The apparent discovery of a new planet around Proxima Centauri moves what would have been today’s post (on laser-thermal interstellar propulsion concepts) to early next week. Although not yet confirmed, the data analysis on what will be called Proxima Centauri d seems strong, in the hands of João Faria (Instituto de Astrofísica e Ciências do Espaço, Portugal) and colleagues. The work has just been published in Astronomy & Astrophysics.

It’s good to hear that Faria describes Proxima Centauri as being “within reach of further study and future exploration.” That last bit, of course, is a nod to the fact that this is the nearest star to the Sun, and while 4.2 light years is its own kind of immensity, any future interstellar probe will naturally focus either here or on Centauri A and B.

Years are short on Proxima d – the putative planet circles Proxima every five days. That’s a tenth of Mercury’s distance from the Sun, closer to the star than to the inner edge of the habitable zone. Despite some press reports, this is not a habitable zone world.

Where this work is significant isn’t simply in providing us with a third world at Proxima, but in the method of detection. When Guillem Anglada-Escudé and team found Proxima Centauri b back in 2016, they were working with data taken with the HARPS spectrograph mounted on the European Southern Observatory’s 3.6-meter telescope at La Silla. Confirming Proxima b demanded the newer ESPRESSO spectrograph, fed by the four Unit Telescopes (UTs) of the Very Large Telescope at Cerro Paranal. That work was accomplished in 2020 by researchers from the University of Geneva.

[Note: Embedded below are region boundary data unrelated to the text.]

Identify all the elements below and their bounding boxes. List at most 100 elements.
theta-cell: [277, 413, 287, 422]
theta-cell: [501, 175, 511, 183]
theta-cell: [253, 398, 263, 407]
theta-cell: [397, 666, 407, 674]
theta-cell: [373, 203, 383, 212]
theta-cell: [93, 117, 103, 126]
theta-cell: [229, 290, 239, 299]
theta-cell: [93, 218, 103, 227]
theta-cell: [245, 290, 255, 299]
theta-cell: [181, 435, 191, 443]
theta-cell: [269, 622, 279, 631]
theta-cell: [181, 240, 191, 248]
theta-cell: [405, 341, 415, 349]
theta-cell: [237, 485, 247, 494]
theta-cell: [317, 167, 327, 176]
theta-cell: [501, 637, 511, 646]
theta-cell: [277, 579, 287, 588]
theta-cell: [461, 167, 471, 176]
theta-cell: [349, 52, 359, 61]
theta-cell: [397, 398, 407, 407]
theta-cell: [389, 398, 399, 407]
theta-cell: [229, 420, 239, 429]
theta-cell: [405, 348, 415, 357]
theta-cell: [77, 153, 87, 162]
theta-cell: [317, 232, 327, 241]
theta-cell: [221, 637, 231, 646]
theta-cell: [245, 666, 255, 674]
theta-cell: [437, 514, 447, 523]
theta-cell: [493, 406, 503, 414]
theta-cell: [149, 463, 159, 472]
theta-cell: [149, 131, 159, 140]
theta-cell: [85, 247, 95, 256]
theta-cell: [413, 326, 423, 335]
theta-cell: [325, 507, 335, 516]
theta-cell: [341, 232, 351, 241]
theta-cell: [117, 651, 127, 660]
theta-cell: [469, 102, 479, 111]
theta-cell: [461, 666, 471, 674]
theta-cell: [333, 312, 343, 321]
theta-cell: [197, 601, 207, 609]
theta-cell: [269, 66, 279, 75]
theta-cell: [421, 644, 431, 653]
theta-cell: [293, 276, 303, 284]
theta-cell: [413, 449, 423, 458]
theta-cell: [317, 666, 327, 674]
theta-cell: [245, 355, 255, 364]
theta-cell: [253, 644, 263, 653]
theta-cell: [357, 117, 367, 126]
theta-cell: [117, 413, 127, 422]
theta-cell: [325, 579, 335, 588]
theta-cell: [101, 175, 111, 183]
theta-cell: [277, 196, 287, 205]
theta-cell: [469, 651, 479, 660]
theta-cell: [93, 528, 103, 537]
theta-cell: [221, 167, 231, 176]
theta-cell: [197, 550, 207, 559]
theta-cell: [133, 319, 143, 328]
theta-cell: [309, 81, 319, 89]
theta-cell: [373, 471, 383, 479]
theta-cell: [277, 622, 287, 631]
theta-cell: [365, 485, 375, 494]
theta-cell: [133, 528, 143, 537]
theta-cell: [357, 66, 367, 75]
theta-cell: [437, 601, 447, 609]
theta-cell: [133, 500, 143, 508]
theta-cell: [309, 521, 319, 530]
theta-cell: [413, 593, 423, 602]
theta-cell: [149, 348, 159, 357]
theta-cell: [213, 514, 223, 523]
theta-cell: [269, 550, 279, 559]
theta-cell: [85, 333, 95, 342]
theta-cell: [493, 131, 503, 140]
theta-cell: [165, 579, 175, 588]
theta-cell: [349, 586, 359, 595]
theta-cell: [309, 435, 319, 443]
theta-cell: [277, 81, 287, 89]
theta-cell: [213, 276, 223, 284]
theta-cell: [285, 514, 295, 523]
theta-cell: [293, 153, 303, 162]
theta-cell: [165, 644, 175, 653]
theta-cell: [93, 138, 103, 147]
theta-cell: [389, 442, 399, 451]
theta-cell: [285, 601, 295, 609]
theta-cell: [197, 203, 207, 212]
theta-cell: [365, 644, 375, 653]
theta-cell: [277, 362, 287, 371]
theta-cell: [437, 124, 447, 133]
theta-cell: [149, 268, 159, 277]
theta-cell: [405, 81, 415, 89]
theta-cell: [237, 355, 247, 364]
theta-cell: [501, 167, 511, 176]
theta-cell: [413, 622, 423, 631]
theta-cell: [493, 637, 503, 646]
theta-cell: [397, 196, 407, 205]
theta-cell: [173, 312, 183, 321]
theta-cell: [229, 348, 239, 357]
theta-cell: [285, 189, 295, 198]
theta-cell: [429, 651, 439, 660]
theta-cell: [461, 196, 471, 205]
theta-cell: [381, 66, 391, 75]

For the work on Proxima Centauri d, Faria and team used more than 100 observations of Proxima Centauri’s spectrum over two years, using ESPRESSO (Echelle SPectrograph for Rocky Exoplanets and Stable Spectroscopic Observations) to turn up the radial velocity signature of a planet in a five day orbit. The weak signal went, with further observations, from just a hint of a new world to a viable planet candidate as the team made sure they weren’t picking up an obscuring asteroseismological signal from the star itself.

The fact that Proxima Centauri d is so small – probably smaller than Earth, and no less than 26% of its mass – emphasizes the magnitude of the achievement. This is the lightest exoplanet ever measured using radial velocity techniques, surpassing the recent find at L 98-50. The planet’s RV signature demands that ESPRESSO pick up a stellar motion of no more than 40 centimeters per second. As the paper notes:

Even in the presence of stellar activity signals causing RV variations of the order of m s?1, it is now possible to detect and measure precise masses for very low-mass planets that induce RV signals of only a few tens of cm s?1.

Pedro Figueira, ESPRESSO instrument scientist at ESO in Chile, notes the significance of the find:

“This achievement is extremely important. It shows that the radial velocity technique has the potential to unveil a population of light planets, like our own, that are expected to be the most abundant in our galaxy and that can potentially host life as we know it.”

Image: A team of astronomers using the European Southern Observatory’s Very Large Telescope (ESO’s VLT) in Chile have found evidence of another planet orbiting Proxima Centauri, the closest star to our Solar System. This candidate planet is the third detected in the system and the lightest yet discovered orbiting this star. At just a quarter of Earth’s mass, the planet is also one of the lightest exoplanets ever found. Credit: ESO.

In an email this morning, Guillem Anglada-Escudé told me that Proxima Centauri d was not necessarily a surprising discovery given how many exoplanets we are now finding, but it was nonetheless ‘a very beautiful one.’ He finds the work solid:

“It is just because ESPRESSO is a new machine and Proxima has been used to benchmark it that there might be some caveats, but I find the signal strong and very convincing. Also, the only reason to be cautious here is because it is Proxima and it has scientific and cultural relevance. In summary, I would have claimed the same as the authors did. A high cadence, regularly sampled campaign should be able to confirm it with a little more effort. Unsure the ESPRESSO folks will want to invest more time on that or not.”

Anglada-Escudé went on to make another important point: The paper shows that the scientists were able to precisely measure the signal against the stellar activity background, thus separating the planetary find from the noise. The surface of the star may be marked by dark spots and convective activity. The process of ‘detrending’ cleans up the signal to eliminate spurious artifacts so that the planetary signature can be measured. Spurious Doppler shifts affect the line width and the symmetry of a signal. Detrending, said the scientist, only works well when such changes can be measured more accurately than the Doppler shifts themselves.

Thus the power of ESPRESSO. The implications for future studies are heartening:

“…this anticipates very exciting discoveries, as that should enable the detrending of RVs, especially on more sun-like stars. Whether or not ESPRESSO will be the key to solve the ‘stellar activity’ noise floor remains to be seen, but to me, it now seems to have the tools and sensitivity to achieve that.”

The paper is Faria, et al., “A Short-Period Sub-Earth Orbiting Proxima Centauri,” Astronomy & Astrophysics 658 (4 January 2022), A115 (full text).